Under normal conditions the research scientist is not an innovator but a solver of puzzles, and the puzzles upon which he concentrates are just those which he believes can be both stated and solved within the existing scientific tradition.
One important aspect of creativity is the field. It does it determine what is creative (and not madness) and what should be incorporated into the domain (e.g., journal publications, textbooks). And it can set limits to what can be done in an area. While I looked at the field primarily regarding its gate-keeper function and access to resources, I recently read an article by Thomas Gold about the way the field influences the way science itself develops (Gold, T. (1989). New Ideas in Science. Journal of Scientific Exploration, 3(2), 103-112.).
While the author clearly has (had) his own issues with the scientific community and the journal is somewhere on the fringe, he argues convincingly that the “herd instinct” many scientists show wreaks havoc on scientific progress.

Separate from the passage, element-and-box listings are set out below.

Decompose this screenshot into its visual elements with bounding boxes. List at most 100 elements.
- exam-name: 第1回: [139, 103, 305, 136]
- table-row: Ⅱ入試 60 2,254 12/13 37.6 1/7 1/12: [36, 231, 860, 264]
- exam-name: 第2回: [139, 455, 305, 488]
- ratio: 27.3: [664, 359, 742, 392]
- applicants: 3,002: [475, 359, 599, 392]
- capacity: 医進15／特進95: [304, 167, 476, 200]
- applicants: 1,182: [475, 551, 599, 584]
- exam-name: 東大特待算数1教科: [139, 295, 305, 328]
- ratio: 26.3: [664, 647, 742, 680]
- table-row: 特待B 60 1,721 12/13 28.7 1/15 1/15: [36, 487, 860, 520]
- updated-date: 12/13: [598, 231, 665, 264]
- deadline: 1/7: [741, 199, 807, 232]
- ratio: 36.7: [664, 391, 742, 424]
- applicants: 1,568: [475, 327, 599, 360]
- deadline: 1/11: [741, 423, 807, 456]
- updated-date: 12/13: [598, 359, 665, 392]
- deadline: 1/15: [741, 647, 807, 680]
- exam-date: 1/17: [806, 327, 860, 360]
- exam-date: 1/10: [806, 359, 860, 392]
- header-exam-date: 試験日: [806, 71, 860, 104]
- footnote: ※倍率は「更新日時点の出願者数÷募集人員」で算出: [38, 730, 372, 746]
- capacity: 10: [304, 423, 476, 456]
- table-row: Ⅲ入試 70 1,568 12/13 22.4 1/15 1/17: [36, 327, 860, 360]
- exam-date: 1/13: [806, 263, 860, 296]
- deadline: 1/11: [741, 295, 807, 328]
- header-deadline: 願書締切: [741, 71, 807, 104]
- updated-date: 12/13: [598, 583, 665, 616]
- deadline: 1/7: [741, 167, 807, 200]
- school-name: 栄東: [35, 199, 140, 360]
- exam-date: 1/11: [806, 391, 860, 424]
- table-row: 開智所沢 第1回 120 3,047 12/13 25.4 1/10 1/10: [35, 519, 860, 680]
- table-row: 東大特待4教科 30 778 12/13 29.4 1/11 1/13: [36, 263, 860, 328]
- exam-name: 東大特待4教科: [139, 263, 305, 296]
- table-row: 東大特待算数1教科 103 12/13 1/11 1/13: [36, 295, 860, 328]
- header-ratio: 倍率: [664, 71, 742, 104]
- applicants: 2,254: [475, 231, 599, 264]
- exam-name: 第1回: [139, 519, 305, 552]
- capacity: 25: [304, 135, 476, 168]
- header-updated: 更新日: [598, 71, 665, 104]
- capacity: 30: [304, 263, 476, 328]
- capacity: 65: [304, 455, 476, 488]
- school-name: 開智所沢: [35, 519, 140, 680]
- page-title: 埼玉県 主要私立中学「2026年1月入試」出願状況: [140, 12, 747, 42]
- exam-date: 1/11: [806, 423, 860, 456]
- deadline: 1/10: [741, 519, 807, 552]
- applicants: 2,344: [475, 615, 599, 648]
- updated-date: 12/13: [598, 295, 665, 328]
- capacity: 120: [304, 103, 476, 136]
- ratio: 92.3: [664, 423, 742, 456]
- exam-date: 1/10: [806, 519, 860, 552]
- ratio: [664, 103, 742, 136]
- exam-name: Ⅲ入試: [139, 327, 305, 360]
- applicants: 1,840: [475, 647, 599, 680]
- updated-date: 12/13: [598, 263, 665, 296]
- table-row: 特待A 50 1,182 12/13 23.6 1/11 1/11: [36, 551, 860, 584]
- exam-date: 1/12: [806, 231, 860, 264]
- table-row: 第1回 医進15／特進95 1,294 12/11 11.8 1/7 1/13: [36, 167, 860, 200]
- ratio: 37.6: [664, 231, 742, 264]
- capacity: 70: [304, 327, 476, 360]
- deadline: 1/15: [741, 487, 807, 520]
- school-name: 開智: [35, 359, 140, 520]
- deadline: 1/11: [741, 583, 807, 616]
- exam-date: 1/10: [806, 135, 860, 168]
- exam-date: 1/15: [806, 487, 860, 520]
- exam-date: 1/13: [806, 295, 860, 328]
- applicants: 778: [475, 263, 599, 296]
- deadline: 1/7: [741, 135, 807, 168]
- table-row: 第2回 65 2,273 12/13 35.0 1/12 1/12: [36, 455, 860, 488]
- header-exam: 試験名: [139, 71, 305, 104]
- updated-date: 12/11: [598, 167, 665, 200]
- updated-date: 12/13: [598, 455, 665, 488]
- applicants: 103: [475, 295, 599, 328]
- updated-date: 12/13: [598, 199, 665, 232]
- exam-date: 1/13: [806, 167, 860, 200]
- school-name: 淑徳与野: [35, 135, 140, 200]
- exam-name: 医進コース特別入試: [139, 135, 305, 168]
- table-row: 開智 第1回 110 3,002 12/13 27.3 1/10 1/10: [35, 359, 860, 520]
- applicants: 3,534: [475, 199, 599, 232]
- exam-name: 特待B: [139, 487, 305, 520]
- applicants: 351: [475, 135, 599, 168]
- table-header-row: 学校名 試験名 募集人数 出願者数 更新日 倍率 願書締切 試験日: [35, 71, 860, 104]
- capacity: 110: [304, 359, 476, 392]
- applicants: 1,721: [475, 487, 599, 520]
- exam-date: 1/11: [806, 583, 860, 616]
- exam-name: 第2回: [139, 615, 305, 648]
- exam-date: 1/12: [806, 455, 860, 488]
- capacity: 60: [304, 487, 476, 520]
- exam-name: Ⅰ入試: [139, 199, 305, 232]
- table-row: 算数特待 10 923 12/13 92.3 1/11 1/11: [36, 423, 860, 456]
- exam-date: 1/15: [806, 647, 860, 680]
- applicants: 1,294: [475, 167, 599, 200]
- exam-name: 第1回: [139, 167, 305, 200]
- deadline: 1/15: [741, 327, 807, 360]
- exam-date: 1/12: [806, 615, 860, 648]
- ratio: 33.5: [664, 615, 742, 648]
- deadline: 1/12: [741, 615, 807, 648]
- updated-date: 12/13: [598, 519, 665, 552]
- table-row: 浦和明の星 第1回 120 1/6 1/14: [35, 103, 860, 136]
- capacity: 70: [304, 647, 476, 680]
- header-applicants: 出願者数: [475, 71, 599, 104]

As a group effect it creates a false sense of unanimity and excludes alternatives which might be better explanations. Science that is “mainstream” is funded (where initially many people agreed on), which leads other scientists outside of the mainstream region to either fold or move closer to the mainstream region. Over time all scientists converge to the “established” position. There are no rational scientific arguments that move scientists closer to the mainstream region, “only” the pressures of getting funding and finding outlets for publication (i.e., it’s a question of individual survival in academia). Over time this leads to a false sense of unanimity — scientists have the same opinions, not because the topic is solved, but because this is the only way to survive.
The author describes that as a consequence, reviewers will ditch specific approaches or topics, but cannot give valid arguments for their decision. It also leads to what the author describes as “shoehorn science” — it’s easy to get funding for research that tires to integrate conflicting facts into the established framework. And, of course, science cannot function this way — progress is not made if the original position was not the right one.
In short, I agree with many points the author raises. It would be interesting to examine his hypotheses empirically … although one would have to have access to all submitted and rejected articles for a given topic for a few decades prior and after a paradigm change took place. But even without empirical data, I agree that the concerns are grave and worth to keep in mind. Sure, science is a social enterprise and the field is necessary to keep high scientific standards. But rejections of proposals for funding and articles should be based on arguments, and if there are none, perhaps then it’s time to find out empirically whether the idea has any merit or not (with special scrutiny regarding the way the research is conducted), instead of dismissing it simply because it lies outside the place where the herd roams.